Ele era, sem sombra de dúvidas, a definição de um problema. Lindo, com aquele maxilar marcado e olhos que pareciam ler até os pensamentos mais impuros dela. E Augusto sabia disso. Ele tinha uma intensidade que preenchia qualquer ambiente, uma aura de quem conseguia exatamente o que queria, na hora que queria.
— Gente, a gente vai descer para o luau agora para pegar um lugar bom perto da fogueira — anunciou Sofia, a melhor amiga de Rafaella, ajeitando a canga na cintura. — Vocês vêm?
Rafaella trocou um olhar rápido com Augusto. Havia uma eletricidade estática entre eles desde o café da manhã, um jogo de provocações silenciosas que já estava prestes a explodir.
— Putz, Sofi... eu acho que vou ter que passar — disse Rafaella, fingindo uma careta de dor enquanto levava a mão à têmpora. — Essa caipirinha de limão me deu uma enxaqueca chata. Vou tomar um banho gelado e deitar um pouco. Se eu melhorar, encontro vocês lá.
— Sério, amiga? Que droga — Sofia lamentou, aproximando-se para tocar a testa da amiga. — Você tá meio quente mesmo.
Augusto deu um passo à frente, a voz grave e aveludada soando perfeitamente casual.
— Eu também vou ficar. Esqueci que tenho que enviar uns e-mails do escritório até às oito, se não o chefe me mata na segunda-feira. Podem ir indo, o Vaz sabe o caminho do quiosque do Ceará.
Pedro Vaz, ou apenas Vaz, como preferia ser chamado, deu um tapinha no ombro de Augusto.
— Deixa de ser carrasco de si mesmo, cara! É sábado. Mas beleza, a gente se vê lá. Vê se não morre trabalhando.
Assim que a porta da frente bateu e o som das vozes de Sofia e Vaz se distanciou pelo jardim, o silêncio da casa tornou-se ensurdecedor. Rafaella continuava parada no meio da sala, o coração martelando contra as costelas. Ela não precisou se virar para saber que Augusto estava logo atrás dela.
— Enxaqueca, Rafaella? — A voz dele estava a centímetros do seu ouvido, quente e carregada de ironia. — Essa foi a desculpa mais esfarrapada que eu já ouvi na vida.
Rafaella virou-se lentamente, encontrando o peitoral dele a poucos milímetros de seu nariz. Ela ergueu o queixo, sustentando o olhar desafiador.
— E os e-mails, Augusto? — rebateu ela, a voz um pouco trêmula. — Não sabia que você tinha se tornado um funcionário tão exemplar de repente.
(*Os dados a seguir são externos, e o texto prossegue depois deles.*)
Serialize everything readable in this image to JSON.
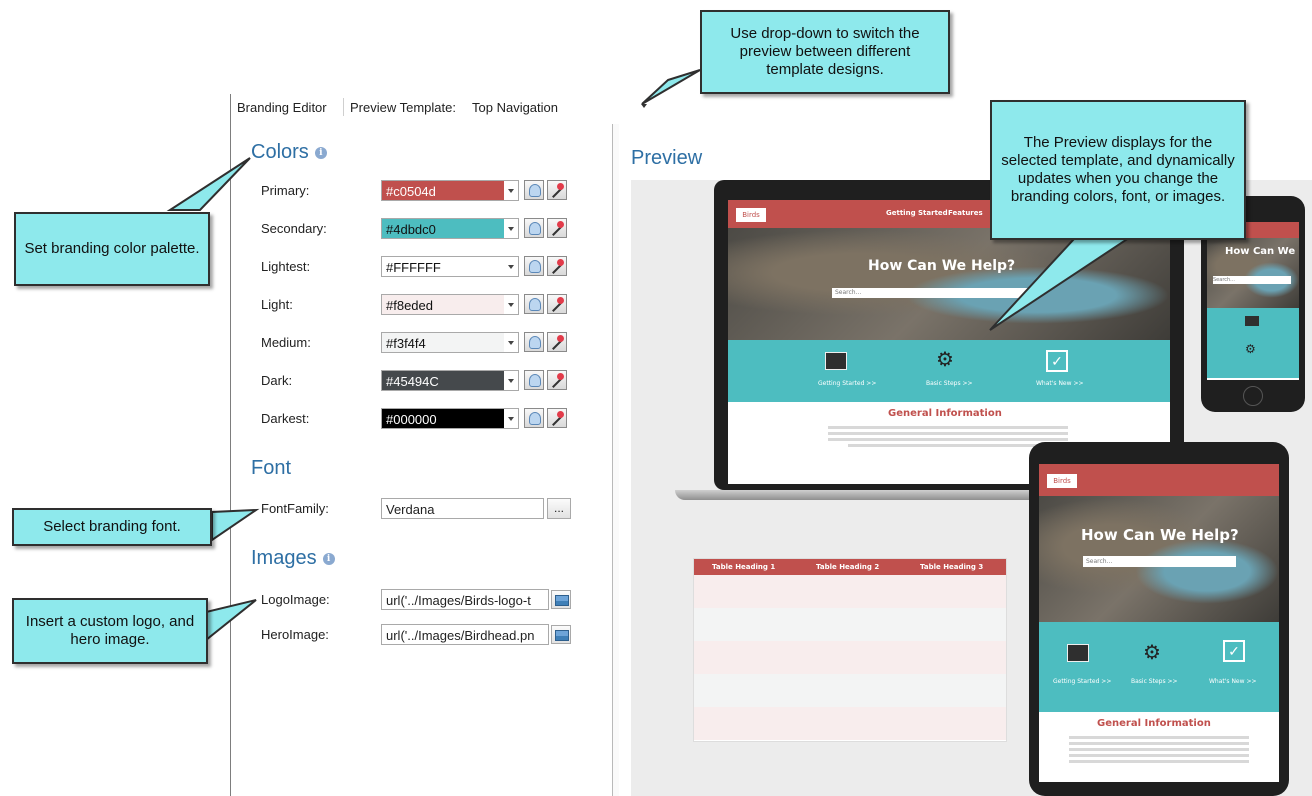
{
  "toolbar": {
    "branding_editor": "Branding Editor",
    "preview_template_label": "Preview Template:",
    "preview_template_value": "Top Navigation"
  },
  "colors": {
    "title": "Colors",
    "rows": [
      {
        "label": "Primary:",
        "value": "#c0504d",
        "swatch": "#c0504d",
        "text_color": "#ffffff"
      },
      {
        "label": "Secondary:",
        "value": "#4dbdc0",
        "swatch": "#4dbdc0",
        "text_color": "#111111"
      },
      {
        "label": "Lightest:",
        "value": "#FFFFFF",
        "swatch": "#ffffff",
        "text_color": "#111111"
      },
      {
        "label": "Light:",
        "value": "#f8eded",
        "swatch": "#f8eded",
        "text_color": "#111111"
      },
      {
        "label": "Medium:",
        "value": "#f3f4f4",
        "swatch": "#f3f4f4",
        "text_color": "#111111"
      },
      {
        "label": "Dark:",
        "value": "#45494C",
        "swatch": "#45494c",
        "text_color": "#ffffff"
      },
      {
        "label": "Darkest:",
        "value": "#000000",
        "swatch": "#000000",
        "text_color": "#ffffff"
      }
    ]
  },
  "font": {
    "title": "Font",
    "family_label": "FontFamily:",
    "family_value": "Verdana",
    "browse_label": "..."
  },
  "images": {
    "title": "Images",
    "logo_label": "LogoImage:",
    "logo_value": "url('../Images/Birds-logo-t",
    "hero_label": "HeroImage:",
    "hero_value": "url('../Images/Birdhead.pn"
  },
  "preview": {
    "title": "Preview",
    "mock": {
      "logo_text": "Birds",
      "nav_1": "Getting Started",
      "nav_2": "Features",
      "hero_heading": "How Can We Help?",
      "hero_heading_short": "How Can We",
      "search_placeholder": "Search...",
      "tile_1": "Getting Started >>",
      "tile_2": "Basic Steps >>",
      "tile_3": "What's New >>",
      "general_info": "General Information",
      "table_headings": [
        "Table Heading 1",
        "Table Heading 2",
        "Table Heading 3"
      ]
    }
  },
  "callouts": {
    "dropdown": "Use drop-down to switch the preview between different template designs.",
    "preview": "The Preview displays for the selected template, and dynamically updates when you change the branding colors, font, or images.",
    "palette": "Set branding color palette.",
    "font": "Select branding font.",
    "logo": "Insert a custom logo, and hero image."
  }
}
Augusto não respondeu com palavras. Ele apenas sorriu, um sorriso lento que não chegava aos olhos, focado inteiramente nos lábios dela. Ele avançou, obrigando-a a recuar até que suas costas encontrassem a parede fria do corredor.
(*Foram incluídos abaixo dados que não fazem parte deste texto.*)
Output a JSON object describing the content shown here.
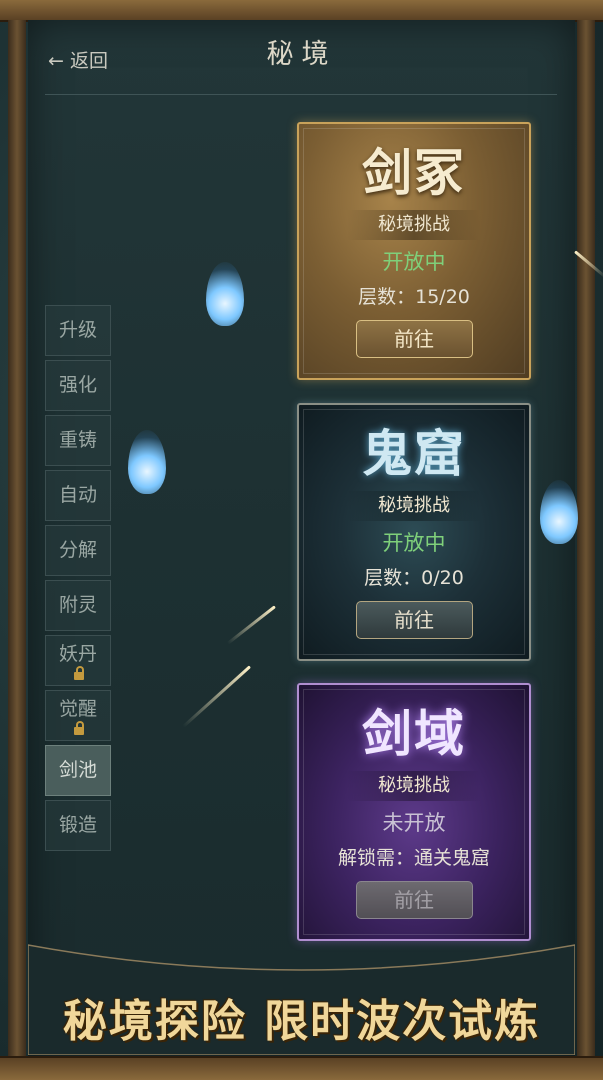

— Eu não aguentava mais um segundo olhando para você naquele biquíni sem poder encostar — confessou ele, a voz rouca.
— E quem disse que você pode encostar agora? — provocou ela, embora suas mãos já estivessem subindo pelo peito dele, sentindo o calor da pele sob o tecido fino.
Augusto não esperou por uma permissão formal. Ele a calou com um beijo que foi tudo, menos calmo. Era um beijo faminto, urgente, que carregava toda a tensão acumulada dos últimos dias de convivência forçada na viagem. A língua dele explorava a dela com uma possessividade que fez as pernas de Rafaella fraquejarem.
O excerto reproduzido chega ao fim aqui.